The remedy that seemed obvious was changing the CharsetDecoder's error handling strategy to replace malformed input and unmappable characters. Alas, this didn't work, to much surprise, as it resulted in the DecodingReader to loop endlessly. Despite this document, which seems to suggest that an utf-8 byte sequence can only start with f0-f4, it seemed that o-umlaut (f6) and o-slash (f8) threw the decoder off-balance.
After debugging the problem, we noticed that in the case of these characters, the DecodingReader reported an overflow but didn't advance the buffers it uses.

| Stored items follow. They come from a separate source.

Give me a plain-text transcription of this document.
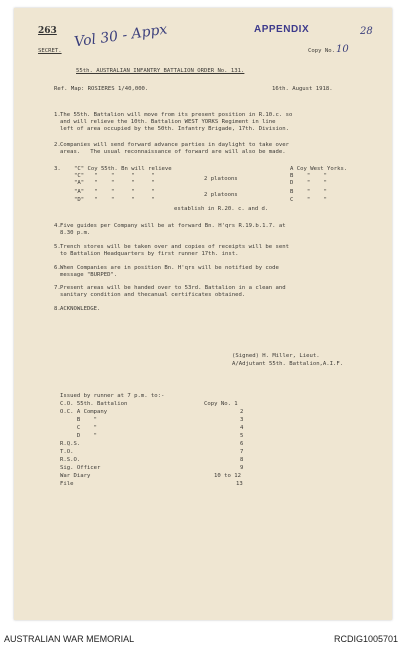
263 Vol 30 - Appx	APPENDIX	28
10
SECRET.	Copy No.
55th. AUSTRALIAN INFANTRY BATTALION ORDER No. 131.
Ref. Map: ROSIERES 1/40,000.	16th. August 1918.
1. The 55th. Battalion will move from its present position in R.10.c. so
and will relieve the 10th. Battalion WEST YORKS Regiment in line
left of area occupied by the 50th. Infantry Brigade, 17th. Division.
2. Companies will send forward advance parties in daylight to take over
areas.   The usual reconnaissance of forward are will also be made.
3. "C" Coy 55th. Bn will relieve	A Coy West Yorks.
"C"   "    "     "     "	2 platoons	B    "    "
"A"   "    "     "     "	D    "    "
"A"   "    "     "     "	2 platoons	B    "    "
"D"   "    "     "     "	C    "    "
establish in R.20. c. and d.
4. Five guides per Company will be at forward Bn. H'qrs R.19.b.1.7. at
8.30 p.m.
5. Trench stores will be taken over and copies of receipts will be sent
to Battalion Headquarters by first runner 17th. inst.
6. When Companies are in position Bn. H'qrs will be notified by code
message "BURPED".
7. Present areas will be handed over to 53rd. Battalion in a clean and
sanitary condition and thecanual certificates obtained.
8. ACKNOWLEDGE.
(Signed) H. Miller, Lieut.
A/Adjutant 55th. Battalion,A.I.F.
Issued by runner at 7 p.m. to:-
C.O. 55th. Battalion	Copy No. 1
O.C. A Company	2
B    "	3
C    "	4
D    "	5
R.Q.S.	6
T.O.	7
R.S.O.	8
Sig. Officer	9
War Diary	10 to 12
File	13
AUSTRALIAN WAR MEMORIAL	RCDIG1005701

So, after some consideration, we introduced a hack where, in case of an overflow that didn't advance the buffers at all, we advance the buffers manually by one byte and insert a ? character into the resulting stream. This reeks of a hack, but so far we haven't been able to find a more elegant solution. This solution does seem to enable us to parse files with such latin1 chars like o-umlaut and o-slash properly, and the fix was committed into ABCL trunk as commit r12902, and will be part of ABCL 0.22.